Quite often these teams, especially Agile teams, seem obsessively focused on “Business Value”, but that’s in the context of personal relationships. “Business Value” is a shorthand, a way of keeping conversations from going astray, of keeping people focused. It is a term that signals or reminds of other things—it is not a thing in itself.

Increasingly these days, when I hear people theorizing about Agile and Lean, they are treating “Business Value” as a thing in itself. It is treated as an end, rather than as a means. (This is in keeping with the decline of Agile as a bottom-up team-oriented insurgency.)

Who cares? The good thing about old-style Agile is that it tamped down teams’ tendency to be overbearing while still involving them in the conversation about what makes the product better. Code is generative, and programmers could—and did—suggest directions the business could take based on what the code “naturally” “wanted” to do. This could lead to wonderful and illuminating conversations.
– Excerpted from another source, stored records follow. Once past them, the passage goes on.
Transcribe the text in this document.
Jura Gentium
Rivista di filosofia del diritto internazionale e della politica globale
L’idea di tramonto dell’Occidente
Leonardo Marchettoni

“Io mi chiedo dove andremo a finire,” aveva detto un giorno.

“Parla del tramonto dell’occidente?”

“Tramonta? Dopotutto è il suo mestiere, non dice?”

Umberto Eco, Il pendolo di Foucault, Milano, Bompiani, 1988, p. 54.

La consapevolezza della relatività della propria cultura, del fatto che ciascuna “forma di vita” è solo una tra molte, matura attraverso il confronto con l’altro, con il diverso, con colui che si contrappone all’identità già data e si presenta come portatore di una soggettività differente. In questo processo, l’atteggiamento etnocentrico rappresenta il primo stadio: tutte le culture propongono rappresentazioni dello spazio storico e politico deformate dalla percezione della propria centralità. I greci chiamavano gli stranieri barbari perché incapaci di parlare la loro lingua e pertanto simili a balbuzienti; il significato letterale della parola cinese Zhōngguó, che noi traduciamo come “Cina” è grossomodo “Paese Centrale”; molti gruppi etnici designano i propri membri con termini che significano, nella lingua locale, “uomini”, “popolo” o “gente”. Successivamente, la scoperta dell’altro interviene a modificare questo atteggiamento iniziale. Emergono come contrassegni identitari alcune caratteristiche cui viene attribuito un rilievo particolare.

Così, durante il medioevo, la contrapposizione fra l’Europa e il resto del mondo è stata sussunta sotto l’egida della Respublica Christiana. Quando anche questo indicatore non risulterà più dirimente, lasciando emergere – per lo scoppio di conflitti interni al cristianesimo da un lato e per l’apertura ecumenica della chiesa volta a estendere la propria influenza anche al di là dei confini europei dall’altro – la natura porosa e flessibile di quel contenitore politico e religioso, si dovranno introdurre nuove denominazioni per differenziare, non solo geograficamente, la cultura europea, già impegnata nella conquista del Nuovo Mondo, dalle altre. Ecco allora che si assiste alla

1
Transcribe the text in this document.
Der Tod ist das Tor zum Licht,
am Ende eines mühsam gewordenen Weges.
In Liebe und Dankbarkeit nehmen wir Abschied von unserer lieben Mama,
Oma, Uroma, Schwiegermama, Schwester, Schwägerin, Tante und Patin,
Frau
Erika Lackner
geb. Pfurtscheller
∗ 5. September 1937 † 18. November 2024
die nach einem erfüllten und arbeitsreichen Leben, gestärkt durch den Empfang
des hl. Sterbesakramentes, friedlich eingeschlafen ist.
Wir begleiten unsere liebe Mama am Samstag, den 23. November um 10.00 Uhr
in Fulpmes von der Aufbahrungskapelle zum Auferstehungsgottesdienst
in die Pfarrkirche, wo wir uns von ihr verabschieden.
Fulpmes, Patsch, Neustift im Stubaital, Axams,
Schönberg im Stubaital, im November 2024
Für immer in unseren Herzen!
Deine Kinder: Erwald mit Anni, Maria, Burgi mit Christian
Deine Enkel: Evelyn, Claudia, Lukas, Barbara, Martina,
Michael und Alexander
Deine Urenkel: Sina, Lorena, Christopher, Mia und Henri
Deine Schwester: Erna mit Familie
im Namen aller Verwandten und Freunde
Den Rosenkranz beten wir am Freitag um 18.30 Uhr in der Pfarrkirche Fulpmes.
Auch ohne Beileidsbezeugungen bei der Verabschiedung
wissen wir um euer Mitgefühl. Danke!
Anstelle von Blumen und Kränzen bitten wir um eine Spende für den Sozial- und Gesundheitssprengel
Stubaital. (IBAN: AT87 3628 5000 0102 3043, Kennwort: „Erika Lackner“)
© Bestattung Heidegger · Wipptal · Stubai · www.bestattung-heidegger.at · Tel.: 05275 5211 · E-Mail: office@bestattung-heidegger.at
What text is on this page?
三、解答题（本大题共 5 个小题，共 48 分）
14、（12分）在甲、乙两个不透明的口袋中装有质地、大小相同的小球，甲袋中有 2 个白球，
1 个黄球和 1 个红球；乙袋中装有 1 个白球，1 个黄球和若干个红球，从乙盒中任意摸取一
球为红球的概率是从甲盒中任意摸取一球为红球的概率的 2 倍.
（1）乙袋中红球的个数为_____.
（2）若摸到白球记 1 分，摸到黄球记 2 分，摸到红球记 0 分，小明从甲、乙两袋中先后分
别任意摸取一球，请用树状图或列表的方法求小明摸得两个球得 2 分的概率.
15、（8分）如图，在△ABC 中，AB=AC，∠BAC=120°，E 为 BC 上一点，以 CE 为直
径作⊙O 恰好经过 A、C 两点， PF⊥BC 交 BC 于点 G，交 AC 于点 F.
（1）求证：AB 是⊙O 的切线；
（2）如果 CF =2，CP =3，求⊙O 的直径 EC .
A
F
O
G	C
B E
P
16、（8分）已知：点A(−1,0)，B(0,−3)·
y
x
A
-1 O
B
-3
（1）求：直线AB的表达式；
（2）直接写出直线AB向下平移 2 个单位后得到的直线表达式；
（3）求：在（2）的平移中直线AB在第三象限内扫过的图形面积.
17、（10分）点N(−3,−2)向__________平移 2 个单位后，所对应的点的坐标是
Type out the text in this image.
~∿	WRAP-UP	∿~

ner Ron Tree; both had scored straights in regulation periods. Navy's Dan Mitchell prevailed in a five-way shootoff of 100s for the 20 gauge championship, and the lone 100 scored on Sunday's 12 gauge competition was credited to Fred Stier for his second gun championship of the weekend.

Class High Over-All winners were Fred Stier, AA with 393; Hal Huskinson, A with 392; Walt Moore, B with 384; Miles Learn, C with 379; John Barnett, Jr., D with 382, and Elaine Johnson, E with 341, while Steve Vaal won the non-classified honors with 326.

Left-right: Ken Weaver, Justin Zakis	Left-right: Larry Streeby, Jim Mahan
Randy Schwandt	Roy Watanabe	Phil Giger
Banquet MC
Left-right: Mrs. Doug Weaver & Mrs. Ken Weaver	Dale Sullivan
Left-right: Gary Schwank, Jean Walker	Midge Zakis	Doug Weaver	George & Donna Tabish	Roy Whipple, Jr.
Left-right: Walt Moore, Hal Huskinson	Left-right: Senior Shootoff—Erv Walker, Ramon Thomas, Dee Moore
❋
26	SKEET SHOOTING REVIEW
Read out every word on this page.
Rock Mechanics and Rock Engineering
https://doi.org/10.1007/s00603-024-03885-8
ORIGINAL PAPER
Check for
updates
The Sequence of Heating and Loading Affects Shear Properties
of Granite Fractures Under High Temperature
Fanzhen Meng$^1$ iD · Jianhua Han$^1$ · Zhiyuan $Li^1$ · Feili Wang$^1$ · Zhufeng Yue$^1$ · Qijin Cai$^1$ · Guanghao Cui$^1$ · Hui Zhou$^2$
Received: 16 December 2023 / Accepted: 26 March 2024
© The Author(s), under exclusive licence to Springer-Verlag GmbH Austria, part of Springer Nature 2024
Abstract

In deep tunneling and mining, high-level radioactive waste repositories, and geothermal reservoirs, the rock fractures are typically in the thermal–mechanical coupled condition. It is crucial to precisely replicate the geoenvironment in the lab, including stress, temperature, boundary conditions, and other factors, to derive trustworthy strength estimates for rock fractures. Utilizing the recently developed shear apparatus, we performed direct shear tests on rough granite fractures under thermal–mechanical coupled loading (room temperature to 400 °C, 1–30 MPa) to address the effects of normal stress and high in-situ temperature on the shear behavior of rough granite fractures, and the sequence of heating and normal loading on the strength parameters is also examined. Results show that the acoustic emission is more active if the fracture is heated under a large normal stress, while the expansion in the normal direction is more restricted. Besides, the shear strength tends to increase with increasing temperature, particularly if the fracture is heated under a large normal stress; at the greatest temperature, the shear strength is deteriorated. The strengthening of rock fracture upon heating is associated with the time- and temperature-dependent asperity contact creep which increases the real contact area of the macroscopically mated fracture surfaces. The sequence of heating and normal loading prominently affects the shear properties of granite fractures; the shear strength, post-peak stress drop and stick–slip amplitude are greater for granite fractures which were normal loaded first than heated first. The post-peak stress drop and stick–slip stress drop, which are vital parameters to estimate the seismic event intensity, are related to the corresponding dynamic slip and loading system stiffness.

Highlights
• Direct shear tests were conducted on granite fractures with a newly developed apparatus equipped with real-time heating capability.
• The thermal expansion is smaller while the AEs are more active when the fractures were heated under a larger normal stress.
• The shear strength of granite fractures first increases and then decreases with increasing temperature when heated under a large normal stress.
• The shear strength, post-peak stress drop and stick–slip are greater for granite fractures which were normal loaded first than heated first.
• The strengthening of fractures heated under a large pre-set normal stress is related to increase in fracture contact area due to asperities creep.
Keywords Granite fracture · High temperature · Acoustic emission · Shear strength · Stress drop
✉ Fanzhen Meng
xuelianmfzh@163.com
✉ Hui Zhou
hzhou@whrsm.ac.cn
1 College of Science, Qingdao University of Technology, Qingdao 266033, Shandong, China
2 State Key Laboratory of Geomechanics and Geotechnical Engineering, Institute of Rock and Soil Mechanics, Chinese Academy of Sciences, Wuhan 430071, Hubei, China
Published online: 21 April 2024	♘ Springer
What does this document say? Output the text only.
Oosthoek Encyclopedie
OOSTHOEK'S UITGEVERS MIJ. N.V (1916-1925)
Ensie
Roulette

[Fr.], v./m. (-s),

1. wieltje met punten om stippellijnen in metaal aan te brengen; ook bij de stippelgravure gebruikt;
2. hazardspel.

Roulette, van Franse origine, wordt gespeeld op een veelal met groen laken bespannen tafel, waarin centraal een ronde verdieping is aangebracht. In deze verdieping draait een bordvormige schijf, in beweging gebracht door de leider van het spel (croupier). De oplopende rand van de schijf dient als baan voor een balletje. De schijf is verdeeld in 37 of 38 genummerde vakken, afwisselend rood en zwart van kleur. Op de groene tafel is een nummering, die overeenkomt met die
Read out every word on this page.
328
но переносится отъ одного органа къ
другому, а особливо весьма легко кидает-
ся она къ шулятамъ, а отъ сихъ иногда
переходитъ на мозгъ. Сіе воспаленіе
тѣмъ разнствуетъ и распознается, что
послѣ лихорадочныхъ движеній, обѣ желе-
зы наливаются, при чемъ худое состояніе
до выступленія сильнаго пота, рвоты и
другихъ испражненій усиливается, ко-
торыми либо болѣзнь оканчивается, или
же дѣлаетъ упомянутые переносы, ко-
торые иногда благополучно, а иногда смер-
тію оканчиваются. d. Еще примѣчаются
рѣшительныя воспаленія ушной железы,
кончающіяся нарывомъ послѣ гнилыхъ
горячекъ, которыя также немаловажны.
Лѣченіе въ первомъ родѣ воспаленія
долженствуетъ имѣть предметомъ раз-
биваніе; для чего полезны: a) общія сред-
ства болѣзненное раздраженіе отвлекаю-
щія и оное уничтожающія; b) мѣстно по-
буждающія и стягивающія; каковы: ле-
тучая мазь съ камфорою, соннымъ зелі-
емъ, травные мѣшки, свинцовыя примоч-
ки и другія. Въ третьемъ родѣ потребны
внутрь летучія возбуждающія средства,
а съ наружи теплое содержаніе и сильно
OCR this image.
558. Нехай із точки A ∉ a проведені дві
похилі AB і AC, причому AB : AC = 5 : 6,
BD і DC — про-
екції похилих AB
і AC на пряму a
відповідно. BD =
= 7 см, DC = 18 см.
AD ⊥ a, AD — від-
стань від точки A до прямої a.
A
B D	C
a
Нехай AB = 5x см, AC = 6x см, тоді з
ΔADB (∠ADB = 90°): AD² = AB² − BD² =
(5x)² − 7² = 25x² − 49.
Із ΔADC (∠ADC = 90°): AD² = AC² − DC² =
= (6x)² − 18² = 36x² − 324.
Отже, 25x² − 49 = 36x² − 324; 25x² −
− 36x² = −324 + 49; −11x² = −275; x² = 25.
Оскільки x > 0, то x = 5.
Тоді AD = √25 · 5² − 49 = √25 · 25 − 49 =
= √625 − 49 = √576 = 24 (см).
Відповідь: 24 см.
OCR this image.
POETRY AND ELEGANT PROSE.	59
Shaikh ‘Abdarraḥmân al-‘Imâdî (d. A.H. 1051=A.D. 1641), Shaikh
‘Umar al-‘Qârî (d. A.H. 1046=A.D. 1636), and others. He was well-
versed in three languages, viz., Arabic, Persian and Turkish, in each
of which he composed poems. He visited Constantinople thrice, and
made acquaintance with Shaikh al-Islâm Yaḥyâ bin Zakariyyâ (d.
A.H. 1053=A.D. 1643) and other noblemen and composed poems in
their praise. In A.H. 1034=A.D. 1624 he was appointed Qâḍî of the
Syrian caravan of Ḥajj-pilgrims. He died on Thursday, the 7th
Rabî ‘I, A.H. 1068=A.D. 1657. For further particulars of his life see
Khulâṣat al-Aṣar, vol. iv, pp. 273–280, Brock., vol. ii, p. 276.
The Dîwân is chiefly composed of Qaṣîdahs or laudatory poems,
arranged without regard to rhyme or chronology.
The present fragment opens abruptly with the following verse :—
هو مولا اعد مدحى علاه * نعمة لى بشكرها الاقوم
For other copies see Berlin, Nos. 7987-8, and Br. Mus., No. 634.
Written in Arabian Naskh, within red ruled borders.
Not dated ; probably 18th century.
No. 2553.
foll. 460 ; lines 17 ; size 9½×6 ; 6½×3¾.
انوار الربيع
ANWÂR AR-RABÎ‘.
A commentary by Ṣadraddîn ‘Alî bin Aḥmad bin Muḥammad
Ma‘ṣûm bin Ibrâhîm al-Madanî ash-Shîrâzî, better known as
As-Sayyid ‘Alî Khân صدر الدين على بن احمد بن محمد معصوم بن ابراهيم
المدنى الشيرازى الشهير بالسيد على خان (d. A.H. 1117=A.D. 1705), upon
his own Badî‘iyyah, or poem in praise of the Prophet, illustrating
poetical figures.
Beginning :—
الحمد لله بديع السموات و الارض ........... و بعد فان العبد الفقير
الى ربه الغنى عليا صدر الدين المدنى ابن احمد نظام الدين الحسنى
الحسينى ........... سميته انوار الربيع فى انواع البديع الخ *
When Business Value is determined from On High and is a discrete thing in itself—a product of expertise not accessible to the hoi polloi—this conversation is short-circuited. Analysis (the province of Business) populates swimlanes on the Kanban board or the product backlog. When Development takes an item from the Analysis backlog or swimlane, the signal it sends upstream is “I need a new chunk of work” not “Let’s talk about the next good idea.”

That is: your species has another skill. Just like you’re good at turning objects into people, you’re good at turning people into objects. It’s easy for you to subordinate actual humans to the beauty of a System. You’re terribly prone to slip into ideology, to elevate objects to totems-to-be-deferred-to. “Business Value” is, I fear, becoming one such totem.

To forestall the inevitable comment: I know (I know!) that in a well-functioning organization with Respect for People, the ugliness I describe wouldn’t happen because wise philosopher-kings wouldn’t let it. I just believe there is a shortage of such wise philosopher-kings and—in their absence—we should cut with the grain of human nature.